Quand l’on sait que 90% des espèces cultivées ont disparu depuis le début du XXème siècle, que 75% de nos apports alimentaires dépendent de seulement 12 espèces végétales et de 5 espèces animales, la question des conséquences de la standardisation du vivant devient incontournable.

Plus qu’un appauvrissement génétique, c’est une menace grave qui plane sur l’alimentation mondiale. La diversité des écosystèmes permet en effet de les rendre plus résistants et résilients face aux maladies et ravageurs.

Un vivant plus standardisé, c’est avant tout moins de prédateurs potentiels contre les nuisibles, à l’image des chauves-souris qui dévorent les “vers de la vigne”, ennemis des vignerons.

Plus les espèces disparaissent dans cette “grande standardisation”, et moins nous disposons de moyens de procéder à des hybridations qui seraient pourtant très utiles face à de nombreux défis (espèces invasives, changement climatique).

L’existence de variétés de céréales éthiopiennes plus résistantes à la chaleur est ainsi une piste intéressante dans le sens d’une adaptation au réchauffement planétaire.

En règle générale, les monocultures standardisées permettent aux nuisibles de se propager à une vitesse folle. Le cas du Morvan est encore ici emblématique : les épicéas plantés en monoculture subissent une particulièrement forte mortalité du fait de la scolyte, un insecte qui pond ses œufs dans l’écorce des arbres.

Ainsi, en 2020, les bois dépérissants représentent 26% de la récolte en forêt publique.

La banane Cavendish, qui représente plus de 99% des bananes importées dans le monde, subit le même scénario à cause d’un champignon en mesure de proliférer du fait d’une biodiversité enterrée sous une monoculture généralisée.

Les élevages industriels, malgré des procédures de biosécurité renforcées, constituent eux aussi des foyers épidémiques en puissance, un problème que la résistance de nouvelles bactéries aux antibiotiques risque d’aggraver dans les prochaines décennies. L’appauvrissement génétique en cours, irréversible, pourrait bien à terme broyer les capacités de résilience de l’humanité.

SORTIR DES LOGIQUES PRODUCTIVISTES

Cette uniformisation tant de la biodiversité française que de nos élevages ne peut être combattue qu’en terrassant les causes de ce phénomène : la recherche de rendement et la course à la compétitivité.

Il est ainsi crucial de remettre à plat la PAC (Politique Agricole Commune), dont les subventions sont indexées sur le nombre d’hectares pour les agriculteurs et le nombre de têtes pour les éleveurs.
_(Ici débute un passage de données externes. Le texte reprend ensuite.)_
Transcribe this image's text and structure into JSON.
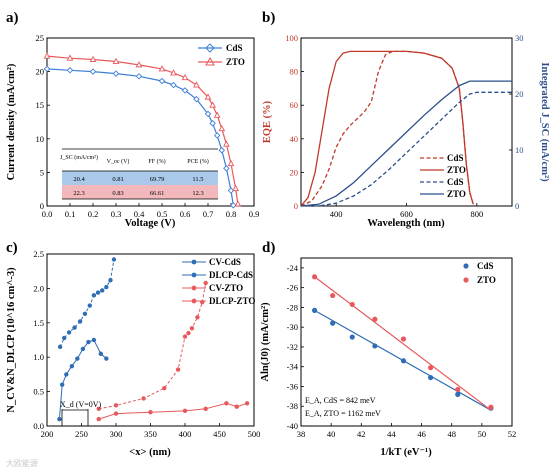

Mais la fin du dumping social et environnemental passera aussi par la sortie des traités de libre-échange qui enserrent la France dans une concurrence mondiale intenable.

Le double discours des élites politiques, nationales comme européennes, promettant de protéger notre agriculture et l’environnement tout en signant des accords avec le Canada, le Mexique, le Vietnam ou le MERCOSUR, doit être dénoncé.

Il en est d’ailleurs de même avec le marché unique européen. Derrière les mots « libre échange », qui relèvent plus de la novlangue que d’une réalité conceptuelle, il faut bien comprendre « asservissement du politique à des dynamiques économiques ».

La seule chose libérée grâce à ces traités se trouve être l’accès, pour des multinationales, à de nouveaux marchés, autant pour s’approvisionner en matières premières, que pour écouler la marchandise. Pire encore, la croissance démographique et la montée des niveaux de vie dans les pays émergents vont sans aucun doute faire monter les prix des matières premières : bois de construction, viande, blé… et il sera donc de plus en plus ardu de résister aux sirènes de la marchandisation à tout va.

Ainsi, les animaux comme les végétaux, mais aussi, de manière indirecte, les êtres humains, subissent ce mouvement d’uniformisation généralisé.

Résister n’est pas seulement une question de survie matérielle et environnementale, mais un impératif moral et anthropologique.

Face au mouvement d’uniformisation marchand imposé par la mondialisation, nous devons préserver et valoriser l’aspérité, le discontinu, le protéiforme…

Ce sont les conditions même de l’existence qui sont en jeu : l’homme ne se réalise que s’il peut se distinguer de l’altérité. Il est grand temps de donner tort à la si véridique assertion de Jacques Ellul « Cette société s’est trouvée caractérisée à nos yeux par ses fatalités et son gigantisme ».